You probably won’t be surprised to learn, however, that these reports from international bureaucracies never provide any evidence for this novel hypothesis. None. Zero. Zilch. Nada. The null set.
They simply assert that governments will be able to make presumably wonderful growth-generating “investments” if politicians can squeeze more money from the private sector.
And I strongly suspect that this absence of evidence is deliberate. Simply stated, international bureaucracies are willing to produce shoddy research (just look at what the IMF and OECD wrote about the relationship between growth and inequality), but there’s a limit to how far data can be tortured and manipulated.
Especially when there’s so much evidence from real scholars that economic performance is weakened when government gets bigger.

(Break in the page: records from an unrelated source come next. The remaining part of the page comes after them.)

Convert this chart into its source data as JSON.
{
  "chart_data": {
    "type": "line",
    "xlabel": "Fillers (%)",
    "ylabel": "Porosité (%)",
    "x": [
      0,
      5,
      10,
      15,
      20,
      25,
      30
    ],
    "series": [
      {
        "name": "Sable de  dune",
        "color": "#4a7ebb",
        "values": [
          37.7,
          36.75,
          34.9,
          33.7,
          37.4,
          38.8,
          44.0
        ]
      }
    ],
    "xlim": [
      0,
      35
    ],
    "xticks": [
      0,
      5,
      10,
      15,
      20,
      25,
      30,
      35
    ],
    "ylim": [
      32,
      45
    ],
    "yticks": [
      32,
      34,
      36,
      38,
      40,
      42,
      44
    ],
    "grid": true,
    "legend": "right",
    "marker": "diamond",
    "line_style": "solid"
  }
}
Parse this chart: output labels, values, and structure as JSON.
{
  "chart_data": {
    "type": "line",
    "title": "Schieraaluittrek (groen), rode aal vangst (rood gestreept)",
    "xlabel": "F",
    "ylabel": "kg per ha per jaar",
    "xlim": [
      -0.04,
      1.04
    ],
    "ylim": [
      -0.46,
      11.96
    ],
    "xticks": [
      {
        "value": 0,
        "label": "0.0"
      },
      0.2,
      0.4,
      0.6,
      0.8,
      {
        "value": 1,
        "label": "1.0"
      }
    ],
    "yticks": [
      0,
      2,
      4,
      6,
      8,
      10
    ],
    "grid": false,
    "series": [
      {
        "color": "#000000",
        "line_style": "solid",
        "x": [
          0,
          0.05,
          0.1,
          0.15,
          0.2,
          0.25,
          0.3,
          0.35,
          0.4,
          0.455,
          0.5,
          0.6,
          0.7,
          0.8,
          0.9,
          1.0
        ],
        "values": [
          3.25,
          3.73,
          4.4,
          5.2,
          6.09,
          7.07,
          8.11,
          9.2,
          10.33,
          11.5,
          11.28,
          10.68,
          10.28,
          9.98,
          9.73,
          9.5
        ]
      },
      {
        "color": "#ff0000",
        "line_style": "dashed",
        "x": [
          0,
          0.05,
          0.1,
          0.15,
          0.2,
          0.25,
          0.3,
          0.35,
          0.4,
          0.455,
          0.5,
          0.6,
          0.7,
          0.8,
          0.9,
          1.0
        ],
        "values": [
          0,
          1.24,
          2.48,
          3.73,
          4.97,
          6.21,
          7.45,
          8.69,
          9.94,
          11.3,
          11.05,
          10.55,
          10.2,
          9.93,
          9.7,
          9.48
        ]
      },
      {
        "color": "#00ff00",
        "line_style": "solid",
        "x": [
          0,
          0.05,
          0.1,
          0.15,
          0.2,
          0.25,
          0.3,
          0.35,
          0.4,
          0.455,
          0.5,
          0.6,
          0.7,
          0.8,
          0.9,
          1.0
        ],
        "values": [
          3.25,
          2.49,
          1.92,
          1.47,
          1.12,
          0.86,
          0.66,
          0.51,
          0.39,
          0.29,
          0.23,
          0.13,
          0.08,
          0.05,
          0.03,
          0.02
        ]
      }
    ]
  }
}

Not to mention that most sentient beings can look around the world and look at the moribund economies of nations with large governments (such as France, Italy, and Greece) and compare them with the better performance of places with smaller government (such as Hong Kong, Switzerland, and Singapore).
But if you read the aforementioned reports from the international bureaucracies, you’ll notice that some of them focus on getting more growth in poor nations.
Perhaps, some statists might argue, government is big enough in Europe, but not big enough in poorer regions such as sub-Saharan Africa.
So let’s look at the numbers. Is it true that governments in the developing world don’t have enough money to provide core public goods?
But before sharing those numbers, let’s look at some historical data. A few years ago, I shared some research demonstrating that countries in North America and Western Europe became rich in the 1800s and early 1900s when the burden of government spending was very modest.
One would logically conclude from this data that today’s poor nations should copy that approach.
Yet here’s the data from the International Monetary Fund on government expenditures in various poor regions of the world. As you can see, the burden of government spending in these areas is two or three times larger than it was in America and other nations that when they made the move from agricultural poverty to middle class prosperity.
The bottom line is that small government and free markets is the recipe for growth and prosperity in all nations.
Just don’t expect international bureaucracies to share that recipe since one of the obvious conclusions is that we therefore don’t need parasitical bodies like the IMF, OECD, World Bank, and UN.
P.S. Unsurprisingly, Hillary Clinton also has adopted the mantra of higher-taxes → bigger government → more growth.